Paul consulted with his CPA about the proper tax treatment for his income. His CPA, after consulting with other CPAs and an attorney, concluded that the foreign earned income exclusion under §911(a) applied to this income and prepared his return claiming the exclusion.The IRS did not agree. The IRS noted that the exclusion under §911(a) is limited to individuals whose tax homes are in a foreign country and who meet certain other conditions. The IRS claimed that Paul’s tax home never ceased to be Oklahoma in this case, noting that under §911(d) that person’s whose abode is in the United States shall not treated as having a tax home in a foreign country.

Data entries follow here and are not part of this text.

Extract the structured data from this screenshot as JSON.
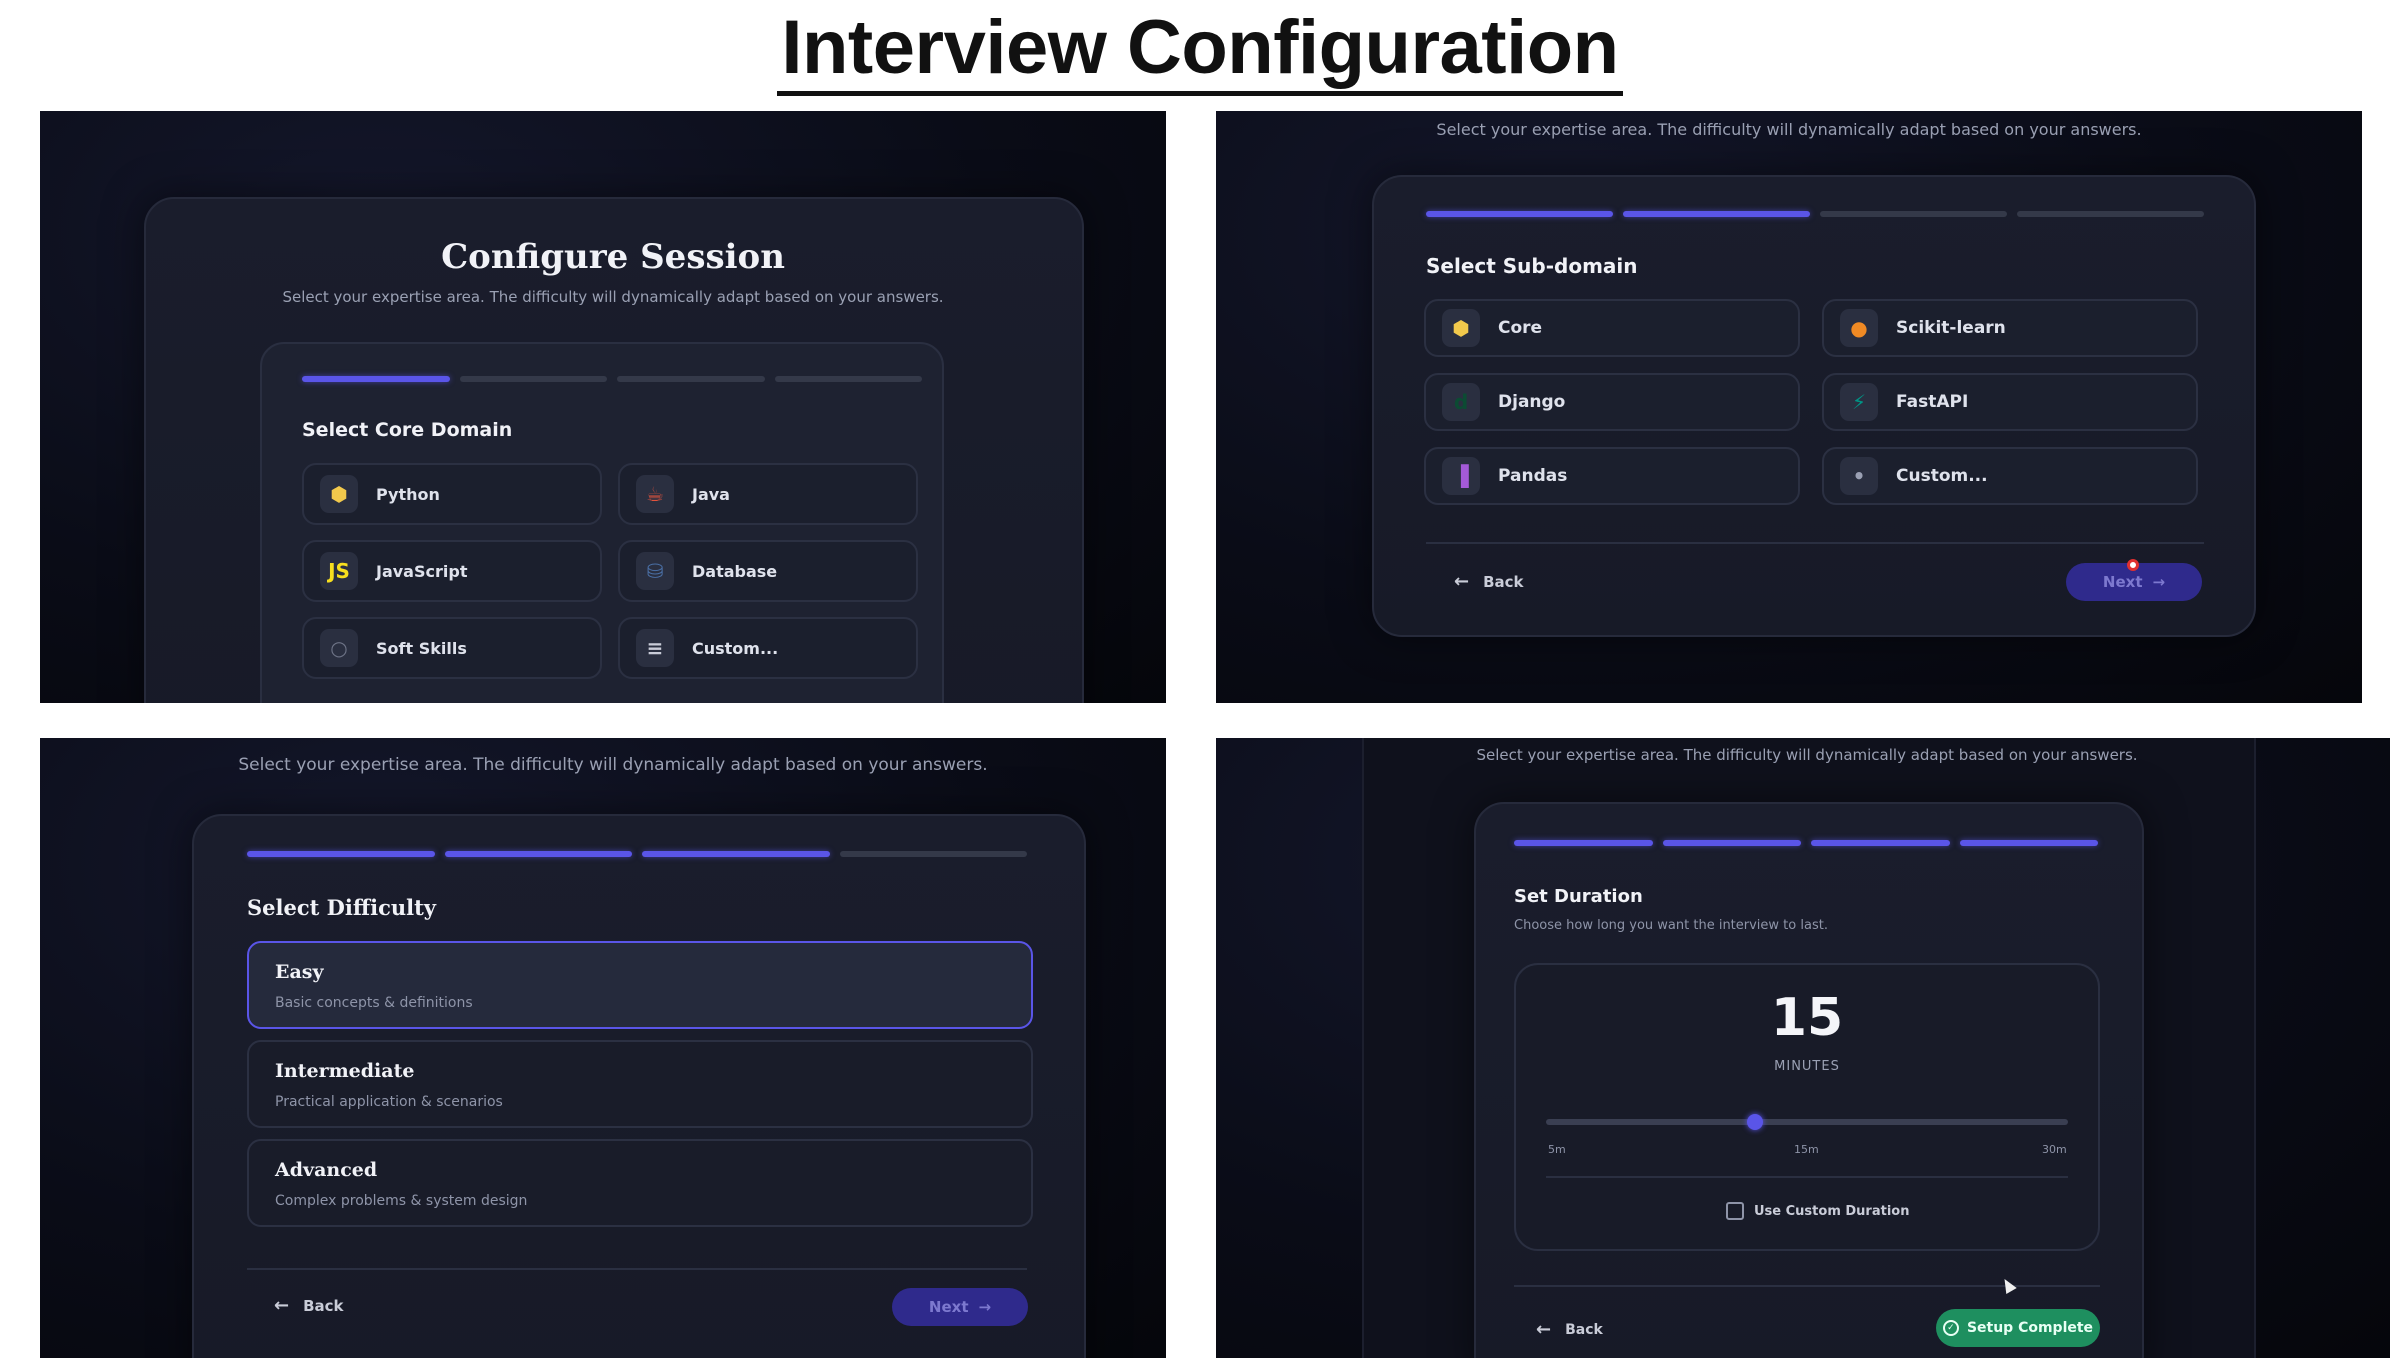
{
  "title": "Interview Configuration",
  "subtitle": "Select your expertise area. The difficulty will dynamically adapt based on your answers.",
  "panel1": {
    "heading": "Configure Session",
    "section": "Select Core Domain",
    "options": [
      {
        "label": "Python",
        "icon": "python-icon",
        "glyph": "⬢",
        "color": "#f2c94c"
      },
      {
        "label": "Java",
        "icon": "java-icon",
        "glyph": "☕",
        "color": "#e2533d"
      },
      {
        "label": "JavaScript",
        "icon": "javascript-icon",
        "glyph": "JS",
        "color": "#f7df1e"
      },
      {
        "label": "Database",
        "icon": "database-icon",
        "glyph": "⛁",
        "color": "#4a6fa5"
      },
      {
        "label": "Soft Skills",
        "icon": "soft-skills-icon",
        "glyph": "○",
        "color": "#6d7386"
      },
      {
        "label": "Custom...",
        "icon": "sliders-icon",
        "glyph": "≡",
        "color": "#c9ccd8"
      }
    ]
  },
  "panel2": {
    "section": "Select Sub-domain",
    "options": [
      {
        "label": "Core",
        "icon": "python-icon",
        "glyph": "⬢",
        "color": "#f2c94c"
      },
      {
        "label": "Scikit-learn",
        "icon": "scikit-learn-icon",
        "glyph": "●",
        "color": "#f08a24"
      },
      {
        "label": "Django",
        "icon": "django-icon",
        "glyph": "d",
        "color": "#0c4b33"
      },
      {
        "label": "FastAPI",
        "icon": "fastapi-icon",
        "glyph": "⚡",
        "color": "#009485"
      },
      {
        "label": "Pandas",
        "icon": "pandas-icon",
        "glyph": "▐",
        "color": "#a45ad8"
      },
      {
        "label": "Custom...",
        "icon": "dot-icon",
        "glyph": "•",
        "color": "#9aa0b3"
      }
    ],
    "back": "Back",
    "next": "Next"
  },
  "panel3": {
    "section": "Select Difficulty",
    "levels": [
      {
        "title": "Easy",
        "desc": "Basic concepts & definitions",
        "selected": true
      },
      {
        "title": "Intermediate",
        "desc": "Practical application & scenarios",
        "selected": false
      },
      {
        "title": "Advanced",
        "desc": "Complex problems & system design",
        "selected": false
      }
    ],
    "back": "Back",
    "next": "Next"
  },
  "panel4": {
    "section": "Set Duration",
    "helper": "Choose how long you want the interview to last.",
    "value": "15",
    "unit": "MINUTES",
    "slider": {
      "min_label": "5m",
      "mid_label": "15m",
      "max_label": "30m",
      "fraction": 0.4
    },
    "custom_label": "Use Custom Duration",
    "back": "Back",
    "complete": "Setup Complete"
  },
  "progress": {
    "panel1": 1,
    "panel2": 2,
    "panel3": 3,
    "panel4": 4,
    "total": 4
  },
  "colors": {
    "accent": "#5a55e8",
    "success": "#1e8f5f",
    "next_bg": "#2f2a8c"
  }
}
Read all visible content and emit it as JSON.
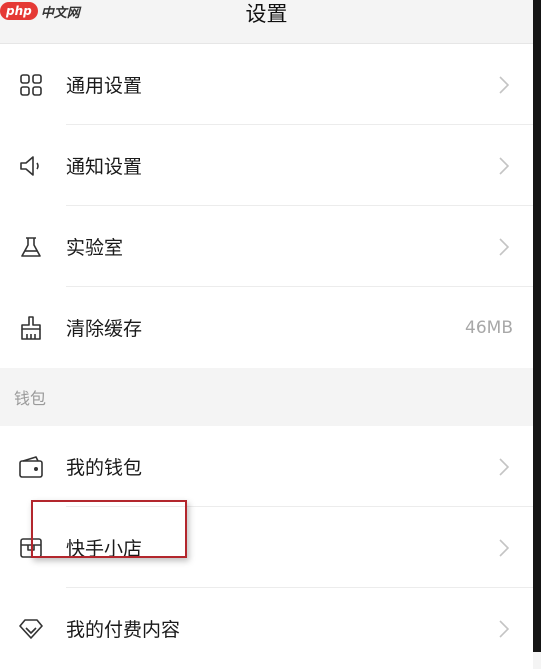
{
  "header": {
    "title": "设置",
    "watermark_badge": "php",
    "watermark_text": "中文网"
  },
  "general_items": [
    {
      "label": "通用设置",
      "icon": "grid-icon",
      "value": ""
    },
    {
      "label": "通知设置",
      "icon": "speaker-icon",
      "value": ""
    },
    {
      "label": "实验室",
      "icon": "flask-icon",
      "value": ""
    },
    {
      "label": "清除缓存",
      "icon": "broom-icon",
      "value": "46MB"
    }
  ],
  "wallet_section": {
    "title": "钱包",
    "items": [
      {
        "label": "我的钱包",
        "icon": "wallet-icon"
      },
      {
        "label": "快手小店",
        "icon": "store-icon"
      },
      {
        "label": "我的付费内容",
        "icon": "diamond-icon"
      }
    ]
  },
  "colors": {
    "highlight_border": "#b3262d",
    "background": "#f4f4f4"
  }
}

The Tax Court agreed with the IRS, citing its decision in Bujol v. Commissioner for the holding that the taxpayer’s abode is “where he has strong economic, family and personal ties.” The court noted that due to the rotating work schedule, Paul spent approximately the same number of days in Oklahoma and Kuwait. But his wife and daughter lived in Oklahoma, he had an Oklahoma driver’s license, a U.S. passport, and he admitted he generally was confined to the jobsite for security reasons and thus had only limited interactions with the residents of Kuwait.
But the Tax Court did not agree with the IRS that Paul should be assessed the accuracy related penalties. While he relied upon the advice of a tax professional whose conclusions did end up being sustained in court, the Court noted that the matter was a complex one, he had taken reasonable steps to obtain competent advice, and CPA herself took significant steps that lead to a reasonable, if ultimately incorrect, conclusion about Paul’s entitlement to claim the exclusion.